Pakistan is set to secure a $1 billion commercial loan from Standard Chartered Bank (SCB) with the Asian Development Bank’s (ADB) guarantee, as part of ongoing efforts to address its external financing needs, according to a news report. The loan is expected to be finalised by June 2025, following the ADB’s approval of the facility by the end of May.
In addition to this loan, Pakistan is seeking loans of up to $350 million from commercial banks in the United Arab Emirates (UAE) to meet its external financing requirements. Finance Minister Muhammad Aurangzeb led virtual meetings with Sharjah Islamic Bank, Abu Dhabi Islamic Bank, and Ajman Bank to discuss their potential support for Pakistan’s development goals. These discussions are seen as a key part of revitalizing the loan portfolio with UAE-based banks.

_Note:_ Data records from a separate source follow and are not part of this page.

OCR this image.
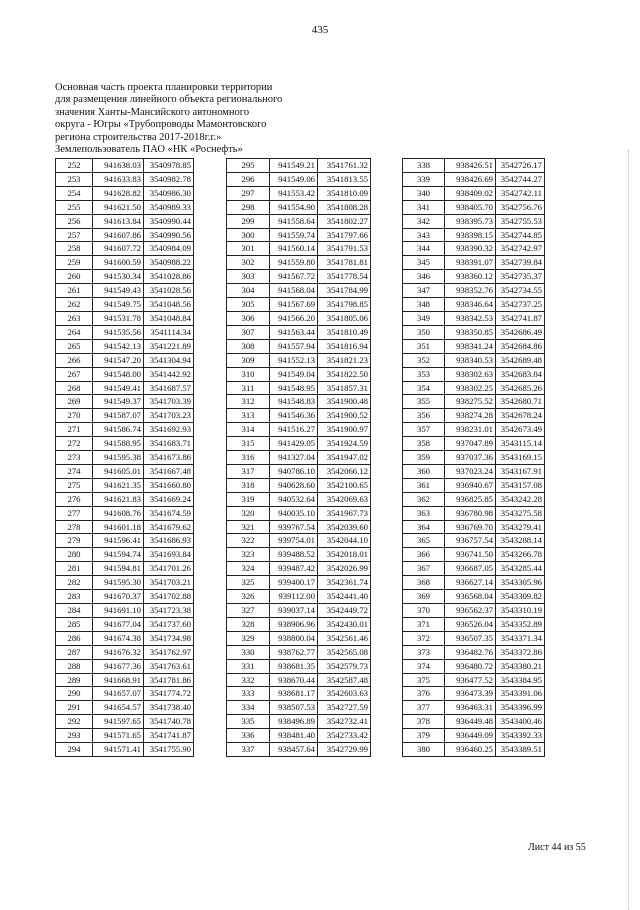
435
Основная часть проекта планировки территории
для размещения линейного объекта регионального
значения Ханты-Мансийского автономного
округа - Югры «Трубопроводы Мамонтовского
региона строительства 2017-2018г.г.»
Землепользователь ПАО «НК «Роснефть»
252	941638.03	3540978.85
253	941633.83	3540982.78
254	941628.82	3540986.30
255	941621.50	3540989.33
256	941613.84	3540990.44
257	941607.86	3540990.56
258	941607.72	3540984.09
259	941600.59	3540988.22
260	941530.34	3541028.86
261	941549.43	3541028.56
262	941549.75	3541048.56
263	941531.78	3541048.84
264	941535.56	3541114.34
265	941542.13	3541221.89
266	941547.20	3541304.94
267	941548.00	3541442.92
268	941549.41	3541687.57
269	941549.37	3541703.39
270	941587.07	3541703.23
271	941586.74	3541692.93
272	941588.95	3541683.71
273	941595.38	3541673.86
274	941605.01	3541667.48
275	941621.35	3541660.80
276	941621.83	3541669.24
277	941608.76	3541674.59
278	941601.18	3541679.62
279	941596.41	3541686.93
280	941594.74	3541693.84
281	941594.81	3541701.26
282	941595.30	3541703.21
283	941670.37	3541702.88
284	941691.10	3541723.38
285	941677.04	3541737.60
286	941674.38	3541734.98
287	941676.32	3541762.97
288	941677.36	3541763.61
289	941668.91	3541781.86
290	941657.07	3541774.72
291	941654.57	3541738.40
292	941597.65	3541740.78
293	941571.65	3541741.87
294	941571.41	3541755.90
295	941549.21	3541761.32
296	941549.06	3541813.55
297	941553.42	3541810.09
298	941554.90	3541808.28
299	941558.64	3541802.27
300	941559.74	3541797.66
301	941560.14	3541791.53
302	941559.80	3541781.81
303	941567.72	3541778.54
304	941568.04	3541784.99
305	941567.69	3541798.85
306	941566.20	3541805.06
307	941563.44	3541810.49
308	941557.94	3541816.94
309	941552.13	3541821.23
310	941549.04	3541822.50
311	941548.95	3541857.31
312	941548.83	3541900.48
313	941546.36	3541900.52
314	941516.27	3541900.97
315	941429.05	3541924.59
316	941327.04	3541947.02
317	940786.10	3542066.12
318	940628.60	3542100.65
319	940532.64	3542069.63
320	940035.10	3541967.73
321	939767.54	3542039.60
322	939754.01	3542044.10
323	939488.52	3542018.01
324	939487.42	3542026.99
325	939400.17	3542361.74
326	939112.00	3542441.40
327	939037.14	3542449.72
328	938906.96	3542430.01
329	938800.04	3542561.46
330	938762.77	3542565.08
331	938681.35	3542579.73
332	938670.44	3542587.48
333	938681.17	3542603.63
334	938507.53	3542727.59
335	938496.89	3542732.41
336	938481.40	3542733.42
337	938457.64	3542729.99
338	938426.51	3542726.17
339	938426.69	3542744.27
340	938409.02	3542742.11
341	938405.70	3542756.76
342	938395.73	3542755.53
343	938398.15	3542744.85
344	938390.32	3542742.97
345	938391.07	3542739.84
346	938360.12	3542735.37
347	938352.76	3542734.55
348	938346.64	3542737.25
349	938342.53	3542741.87
350	938350.85	3542686.49
351	938341.24	3542684.86
352	938340.53	3542689.48
353	938302.63	3542683.04
354	938302.25	3542685.26
355	938275.52	3542680.71
356	938274.28	3542678.24
357	938231.01	3542673.49
358	937047.89	3543115.14
359	937037.36	3543169.15
360	937023.24	3543167.91
361	936940.67	3543157.08
362	936825.85	3543242.28
363	936780.98	3543275.58
364	936769.70	3543279.41
365	936757.54	3543288.14
366	936741.50	3543266.78
367	936687.05	3543285.44
368	936627.14	3543305.96
369	936568.04	3543309.82
370	936562.37	3543310.19
371	936526.04	3543352.89
372	936507.35	3543371.34
373	936482.76	3543372.86
374	936480.72	3543380.21
375	936477.52	3543384.95
376	936473.39	3543391.06
377	936463.31	3543396.99
378	936449.48	3543400.46
379	936449.09	3543392.33
380	936460.25	3543389.51
Лист 44 из 55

Minister Aurangzeb expressed gratitude to Standard Chartered Bank and Dubai Islamic Bank for facilitating the interactions with the UAE banks. He also acknowledged the ADB’s role in providing support to Pakistan’s fiscal strategies, emphasizing the importance of continued collaboration for Pakistan’s fiscal and development goals.
The finance minister briefed the UAE banks on Pakistan’s progress toward macroeconomic stability, highlighting that the country is on track to close the fiscal year 2025 with a current account surplus, primary surplus, and forex reserves of nearly $14 billion, providing three months of import cover. He noted the easing of inflation to 0.3% and a significant reduction in the policy rate, which contributed to a more favorable economic outlook.
Further discussing the country’s fiscal strategy, the minister assured the banks of the government’s commitment to long-term reforms, including restructuring state-owned enterprises, implementing privatisation programs, and rightsizing the federal government. He emphasized that the stability Pakistan is experiencing now is a result of necessary but difficult reforms.
On the revenue front, Minister Aurangzeb revealed that Pakistan aims to achieve a tax-to-GDP ratio of 10.6% by June 2025, with a target of 11% for the next fiscal year. The government is focusing on reforming the Federal Board of Revenue (FBR), including end-to-end digitization, to broaden the tax base and enhance compliance.
Pakistan has made significant progress under the IMF’s Extended Fund Facility (EFF), meeting all the quantitative targets and key structural benchmarks, including the introduction of agricultural income tax. The country’s recent upgrade in sovereign credit rating by Fitch was seen as a sign of improving market confidence.
The finance minister emphasized Pakistan’s shift towards a productivity and export-led growth model. He pointed to the growth in the IT sector, with exports reaching $3.4 billion in March 2025, and the momentum in the mining sector, particularly through the Reko Diq project, which has sparked interest in the country’s copper reserves.
In a separate meeting, Minister Aurangzeb met with a high-level delegation from Deloitte to discuss collaboration on critical minerals, energy sector reforms, privatization, and the Country Partnership Framework (CPF). The discussions focused on leveraging Deloitte’s expertise in accelerating structural reforms and promoting productivity, with an emphasis on sectors like health, energy, and mining.
The finance minister reiterated Pakistan’s commitment to climate resilience and population management as key priorities, with substantial funding, including a $1.3 billion allocation under the Resilience and Sustainability Facility (RSF).
Muhammad Aurangzeb shared key insights from his recent meeting with World Bank President Ajay Banga, reaffirming Pakistan’s commitment to utilising financial resources responsibly.
The discussion emphasised two primary national priorities: climate resilience and population management, both of which are supported by significant funding, including the $1.3 billion Resilience and Sustainability Facility (RSF).
Minister Aurangzeb stressed that Pakistan’s current needs are focused not on further financing, but on strategic support and expertise from global partners.